そこには上手に、そして丁寧に湯飲みにお茶を入れる彼がいた。ここにいるはずのない、私の下から結果的に去った彼がそこに――佐竹君――塾帰り車にはねられ、そして轢き殺されたあの彼氏が存在するのだ。先程やっと思い出せた悲しい事実、そしてありえない現実がそこにはあった。
「嗚呼、それね。説明するよ。に、しても……」
そう言うと横道は急に黙り込む。神妙な面持ちで手にした湯飲みを見つめだした。
(なんで今まで泣かず、騒がなかったのだろうか。そしてなぜ記憶が……)
「ああ、私がうるさくなるようにと思って、特に感情の一部は全部消したんだったわ!」
「!?」
「いや、何でもないよ。それより説明だ。と、ところで、ええと君の名前は涼子、だったっけ? 君の彼氏は確かに死んだ。しかしそこにいるのは決して幻ではない。第一すぐに気を失ったとはいえ、君はさっき助けられたのだから、わかると思うがね」
「えっ、じゃあ佐竹君は死んだけど、生き返って」
「そう言うわけではない。第一死んだ人間は稀なケースを除いて生き返ることは無いからね。実際に彼に触ってみるといい。そして彼の鼓動を聞けばいい」
「……うん」
横道の言う通り佐竹君の左手首に、そして左胸に触れた。
確かに音が感じられない。いや、音だけじゃない。お茶を湯飲みに入れていたときは気にしなかったが、その手は血の気が感じられないほど青白く、何より触るとひんやりと冷たいのだ。

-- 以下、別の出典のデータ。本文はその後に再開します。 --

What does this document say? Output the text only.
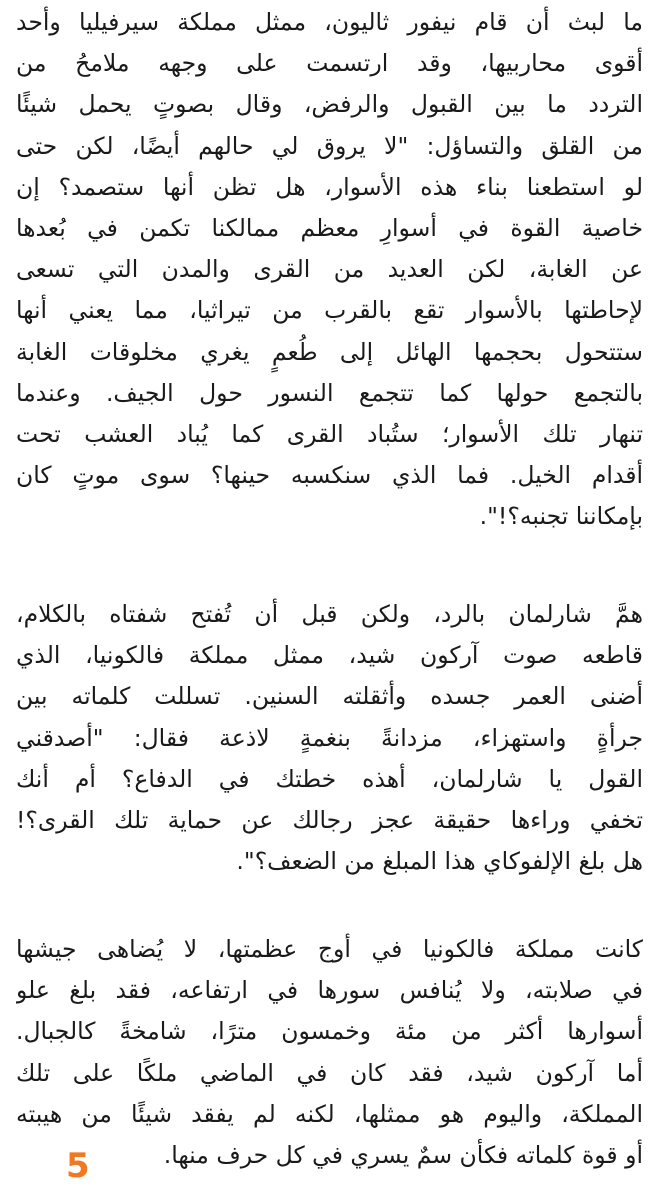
ما لبث أن قام نيفور ثاليون، ممثل مملكة سيرفيليا وأحد
أقوى محاربيها، وقد ارتسمت على وجهه ملامحُ من
التردد ما بين القبول والرفض، وقال بصوتٍ يحمل شيئًا
من القلق والتساؤل: "لا يروق لي حالهم أيضًا، لكن حتى
لو استطعنا بناء هذه الأسوار، هل تظن أنها ستصمد؟ إن
خاصية القوة في أسوارِ معظم ممالكنا تكمن في بُعدها
عن الغابة، لكن العديد من القرى والمدن التي تسعى
لإحاطتها بالأسوار تقع بالقرب من تيراثيا، مما يعني أنها
ستتحول بحجمها الهائل إلى طُعمٍ يغري مخلوقات الغابة
بالتجمع حولها كما تتجمع النسور حول الجيف. وعندما
تنهار تلك الأسوار؛ ستُباد القرى كما يُباد العشب تحت
أقدام الخيل. فما الذي سنكسبه حينها؟ سوى موتٍ كان
بإمكاننا تجنبه؟!".
همَّ شارلمان بالرد، ولكن قبل أن تُفتح شفتاه بالكلام،
قاطعه صوت آركون شيد، ممثل مملكة فالكونيا، الذي
أضنى العمر جسده وأثقلته السنين. تسللت كلماته بين
جرأةٍ واستهزاء، مزدانةً بنغمةٍ لاذعة فقال: "أصدقني
القول يا شارلمان، أهذه خطتك في الدفاع؟ أم أنك
تخفي وراءها حقيقة عجز رجالك عن حماية تلك القرى؟!
هل بلغ الإلفوكاي هذا المبلغ من الضعف؟".
كانت مملكة فالكونيا في أوج عظمتها، لا يُضاهى جيشها
في صلابته، ولا يُنافس سورها في ارتفاعه، فقد بلغ علو
أسوارها أكثر من مئة وخمسون مترًا، شامخةً كالجبال.
أما آركون شيد، فقد كان في الماضي ملكًا على تلك
المملكة، واليوم هو ممثلها، لكنه لم يفقد شيئًا من هيبته
أو قوة كلماته فكأن سمٌ يسري في كل حرف منها.
5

「驚くのも無理はない、こんなこと体験する人なんてまずいないのだからね。だがわかってほしい、残念なことに彼は死んだ。そうやって目の前にいるのはあくまで“動いている"からなんだ。……シュバリエという現象のためにね」
「シュバリエ?」
「うん、そうだ。それについて説明が色々あるから、今からしておきたいのだが……その前にね」
そう言うと私の前に右手を差し伸ばす。
「私が故意に奪っていた記憶を、そして感情を君に返そう。恐らく数十分は死にそうなほど辛くはなると思うが……」
パチン!
横道は指を鳴らした。その時。
「はっ!?」
すべてを思い出した――。
「ああ、何も言わないでくれ、話が進まないからね。ただ君がなぜ制服のままなのか、なぜそんなにも頭が痛いのか、そしてなぜ此処に居るのかが、これでわかっただろう。……まあ、三番目の疑問についてはわからないだろうから、私の記憶も一部付加しておいたけどね」
「えっ、こんな……」
その後、横道の言った事は見事に当たった。